Pakistan:Prices go up in the wake of Ramazan

With only about 10 days left till Ramazan, the prices of several daily-use items have suddenly gone up in markets across the city, adding to the problems of citizens, while the provincial government has failed to come up with a concrete plan to properly utilise the Rs two billion Ramazan package announced in the Punjab Budget 2010-11,reported “Kazakh-Zerno” IA with reference to the “Daily Times“.  

The prices of the most commonly used vegetables, which include tomato, onion and potato have gone up considerably during the last week. The price of tomatoes has increased from Rs 60 to 90 per kilogramme, onion from 20 to 35, potato from 35 to 50 per kg while green peas from Rs 90 to 120, and ladyfinger from Rs 45 to 60 per kg.

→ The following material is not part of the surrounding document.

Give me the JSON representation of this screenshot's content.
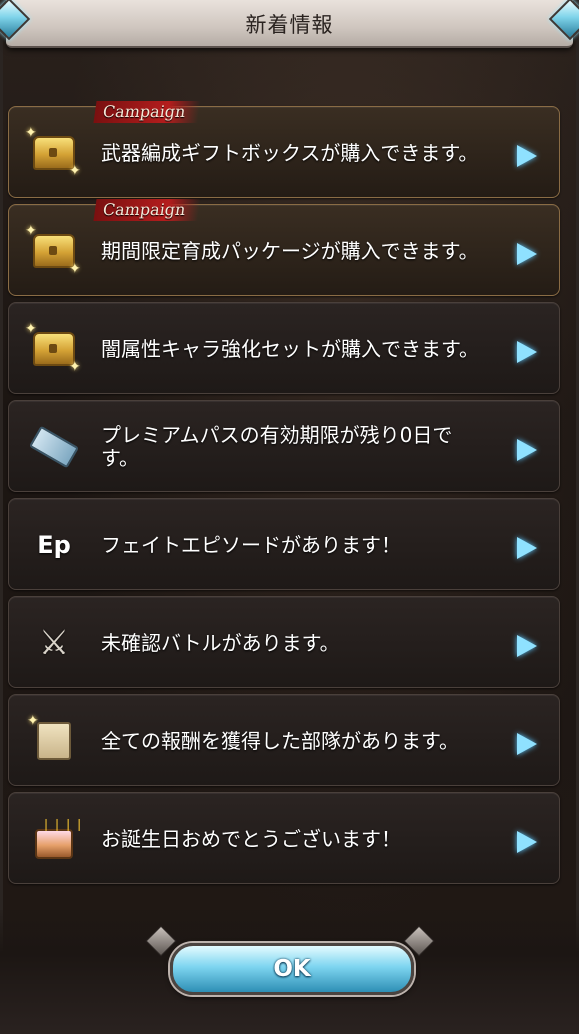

“The prices of dry milk of various brands had increased a month ago, and surprisingly they have gone up once again during the last week,” Kamran Afzal, a retailer, told Daily Times. He said that the price of a one-kg pack of Nido has been increased from Rs 390 to 400 and that of a 50-grammes pack from Rs 45 to 50, while the price of a 400-gm pack of Everyday has gone up from Rs 160 to 180. 

The price of sugar has, however, remained stable in the city during the last week after the easy availability of the commodity due to the import of 47,700 tonnes of sugar. On Saturday, the price of sugar at utility stores was Rs 55 and in the open market, it was Rs 70 per kg. The price of a 50-kg bag of sugar remained stable – around Rs 3,450. 

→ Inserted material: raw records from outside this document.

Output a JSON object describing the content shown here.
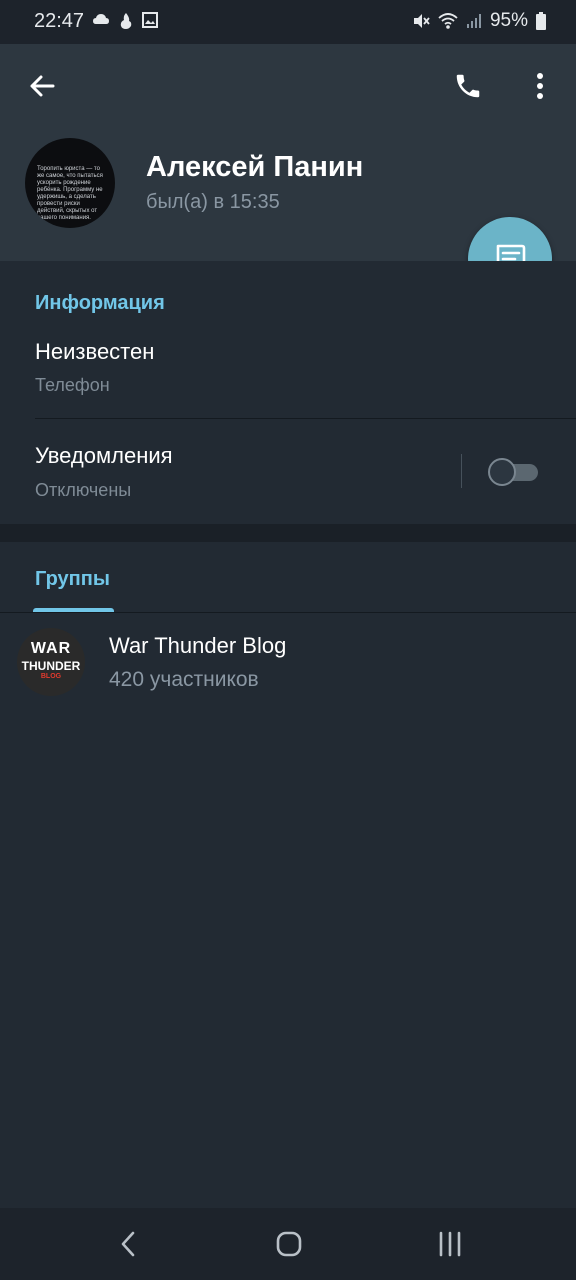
{
  "status_bar": {
    "time": "22:47",
    "battery": "95%",
    "icons_left": [
      "cloud-icon",
      "fire-icon",
      "image-icon"
    ],
    "icons_right": [
      "mute-icon",
      "wifi-icon",
      "signal-icon",
      "battery-icon"
    ]
  },
  "toolbar": {
    "back_icon": "arrow-left-icon",
    "call_icon": "phone-icon",
    "more_icon": "dots-vertical-icon"
  },
  "profile": {
    "name": "Алексей Панин",
    "last_seen": "был(а) в 15:35",
    "avatar_text": "Торопить юриста — то же самое, что пытаться ускорить рождение ребёнка. Программу не удержишь, а сделать провести риски действий, скрытых от вашего понимания."
  },
  "fab_icon": "message-icon",
  "info_section": {
    "title": "Информация",
    "phone_value": "Неизвестен",
    "phone_label": "Телефон",
    "notifications_title": "Уведомления",
    "notifications_state": "Отключены",
    "notifications_enabled": false
  },
  "groups": {
    "tab_label": "Группы",
    "items": [
      {
        "name": "War Thunder Blog",
        "members": "420 участников",
        "logo_war": "WAR",
        "logo_thunder": "THUNDER",
        "logo_blog": "BLOG"
      }
    ]
  },
  "nav_bar": {
    "back_icon": "chevron-left-icon",
    "home_icon": "home-icon",
    "recents_icon": "recents-icon"
  },
  "colors": {
    "accent": "#71c6e8",
    "fab": "#6bb4c8",
    "header_bg": "#2d3740",
    "body_bg": "#222a33",
    "secondary_text": "#8a97a3"
  }
}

During Ramazan, prices of the traditional ‘Jam-e-Shireen’ drink and gram flour – besan – also increases. The price of gram flour during the previous Ramazan was Rs 62 per kg while a 800-millilitre Jam-e-Shireen bottle was being sold at Rs 120 and a 1,500-ml bottle at Rs 210, in the retail market. 

Bashiran Begum, a housewife, said it has become difficult for her to run the household due to a sudden increase in the prices of vegetables and other items. “I am worried about kitchen management during the holy month of Ramazan. The government is only busy in politics and they pay no heed to our problems,” she remarked.

Rains: When asked about the price-hike, Punjab government spokesman Senator Pervaiz Rasheed blamed the recent rains and floods for the increase in the prices of vegetables, which in turn had disturbed the demand and supply system in the market. 

He said that two factors were responsible for this sudden increase in prices. “Firstly, a lot of vegetables rotted or were wasted due to rains, and secondly, the transportation of commodities was also affected due to the bad weather,” Rasheed said. 

When asked if the increase in prices was somehow related to the advent of Ramazan, Rasheed said, “This factor would come into play only two or three days prior to Ramazan.” 

In order to stop that increase in prices prior to Ramazan, he said, the provincial government was deputing thousands of price-control magistrates across the province at the town levels, in order to control prices of all commodities, in all markets across the province.

When asked about the utilisation of a Rs two billion Ramazan package, the spokesman said that the provincial government has decided to give “special subsidy” on flour and sugar during Ramazan. He said that a 20-kg flour bag, costing around Rs 600, would be provided at Rs 400 at utility stores with a Rs 200 subsidy, and for Rs 425 at retail shops with a Rs 175 subsidy. 

Regarding sugar prices, Rasheed avoided giving any exact figures, however, according to sources, the price of sugar would remain at Rs 55 at utility stores, as fixed by the federal government. The sources added that the provincial government would try to lower sugar prices by Rs 10 in the retail market from the existing price of Rs 70 per kg.